The art of the personalized pitch

The art of the personalized pitch

Reporters receive hundreds of pitches every single week, so it can feel near-impossible to capture their attention. One of the best ways to separate yourself from the pack is by crafting a personalized and thoughtful pitch. Here are a few best practices:

1. Review Recent Articles

First and foremost, review every reporter’s recent stories. Are they focused on breaking news coverage? Or are they writing more niche, longer-form stories? That information can tell you a lot about what types of sources they need or which story ideas they’re open to.
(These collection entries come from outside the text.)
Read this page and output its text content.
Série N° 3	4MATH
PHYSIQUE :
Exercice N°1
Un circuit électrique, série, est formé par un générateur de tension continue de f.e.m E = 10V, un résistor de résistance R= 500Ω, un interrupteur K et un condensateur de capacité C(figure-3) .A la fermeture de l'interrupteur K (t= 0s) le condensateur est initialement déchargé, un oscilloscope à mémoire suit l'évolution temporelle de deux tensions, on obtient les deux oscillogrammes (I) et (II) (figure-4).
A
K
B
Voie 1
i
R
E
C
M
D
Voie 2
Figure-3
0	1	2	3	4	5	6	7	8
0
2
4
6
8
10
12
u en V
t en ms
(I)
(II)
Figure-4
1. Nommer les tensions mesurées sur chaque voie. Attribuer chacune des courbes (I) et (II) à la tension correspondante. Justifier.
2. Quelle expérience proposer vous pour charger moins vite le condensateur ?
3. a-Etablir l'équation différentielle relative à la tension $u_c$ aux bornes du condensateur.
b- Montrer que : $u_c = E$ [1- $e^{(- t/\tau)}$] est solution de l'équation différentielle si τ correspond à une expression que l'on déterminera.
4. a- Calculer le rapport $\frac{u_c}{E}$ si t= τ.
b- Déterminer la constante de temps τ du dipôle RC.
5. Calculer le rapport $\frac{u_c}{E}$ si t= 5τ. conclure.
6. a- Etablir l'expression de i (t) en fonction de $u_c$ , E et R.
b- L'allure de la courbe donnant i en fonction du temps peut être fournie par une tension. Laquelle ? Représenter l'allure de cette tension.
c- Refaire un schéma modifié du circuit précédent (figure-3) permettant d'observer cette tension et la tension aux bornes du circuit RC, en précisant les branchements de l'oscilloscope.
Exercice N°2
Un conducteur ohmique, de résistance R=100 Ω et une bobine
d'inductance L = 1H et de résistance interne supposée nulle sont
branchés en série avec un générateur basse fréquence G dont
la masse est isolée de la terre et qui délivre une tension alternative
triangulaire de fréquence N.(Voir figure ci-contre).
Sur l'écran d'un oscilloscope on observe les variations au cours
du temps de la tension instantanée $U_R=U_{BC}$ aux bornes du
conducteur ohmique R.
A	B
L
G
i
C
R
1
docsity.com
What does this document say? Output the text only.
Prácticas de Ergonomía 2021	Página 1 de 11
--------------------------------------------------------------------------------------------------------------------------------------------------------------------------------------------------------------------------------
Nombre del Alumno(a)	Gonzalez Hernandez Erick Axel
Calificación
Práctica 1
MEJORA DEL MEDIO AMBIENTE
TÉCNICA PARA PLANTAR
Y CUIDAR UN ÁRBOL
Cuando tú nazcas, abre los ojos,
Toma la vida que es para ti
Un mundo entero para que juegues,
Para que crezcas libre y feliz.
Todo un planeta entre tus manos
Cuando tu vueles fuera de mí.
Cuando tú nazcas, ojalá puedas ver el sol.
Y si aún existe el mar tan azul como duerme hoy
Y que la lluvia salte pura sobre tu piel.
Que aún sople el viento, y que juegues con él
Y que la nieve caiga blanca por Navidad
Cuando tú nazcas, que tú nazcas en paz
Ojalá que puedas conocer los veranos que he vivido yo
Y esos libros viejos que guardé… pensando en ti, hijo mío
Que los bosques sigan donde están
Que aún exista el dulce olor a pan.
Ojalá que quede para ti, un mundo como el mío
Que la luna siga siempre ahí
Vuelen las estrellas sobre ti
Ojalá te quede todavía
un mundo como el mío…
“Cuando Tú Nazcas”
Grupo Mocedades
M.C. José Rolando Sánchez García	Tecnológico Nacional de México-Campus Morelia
2. Check Out Older Stories

Don’t give up if a reporter isn’t covering your exact topic. Dig deeper into their archive to see if they’ve written on it before. Then, in your pitch, you can specifically refer to that previous coverage — proving that you’ve done your research. You never know — that reporter might be looking to pick that story back up, and your email could be coming at the perfect time.

3. Social Media

Social media profiles offer a wealth of information. Reporters frequently update their Twitter profiles to reflect their current beat. They’ll even include their email, request tips, or ask to be added to different press lists. Plus, the stories they post about often reveal their interests.

4. Make Their Job Easy

Make sure your pitch is clear and equips the reporter with all the information they’d need to pursue the story. You may want to list the types of sources you can offer, highlight the latest news on a certain policy issue, or clearly outline how the idea you’re pitching could materialize into a story. The more assistance you can provide, the more likely they’ll want to work with you.

5. Short and Sweet

It’s a fact — no one likes reading long emails. Imagine that the reporter you’re messaging opens your pitch on their phone. Will it pique their interest, even with a quick skim? Or will the length immediately cause them to delete it? Either way, always think through ways to trim down your word count so the pitch is as concise as possible.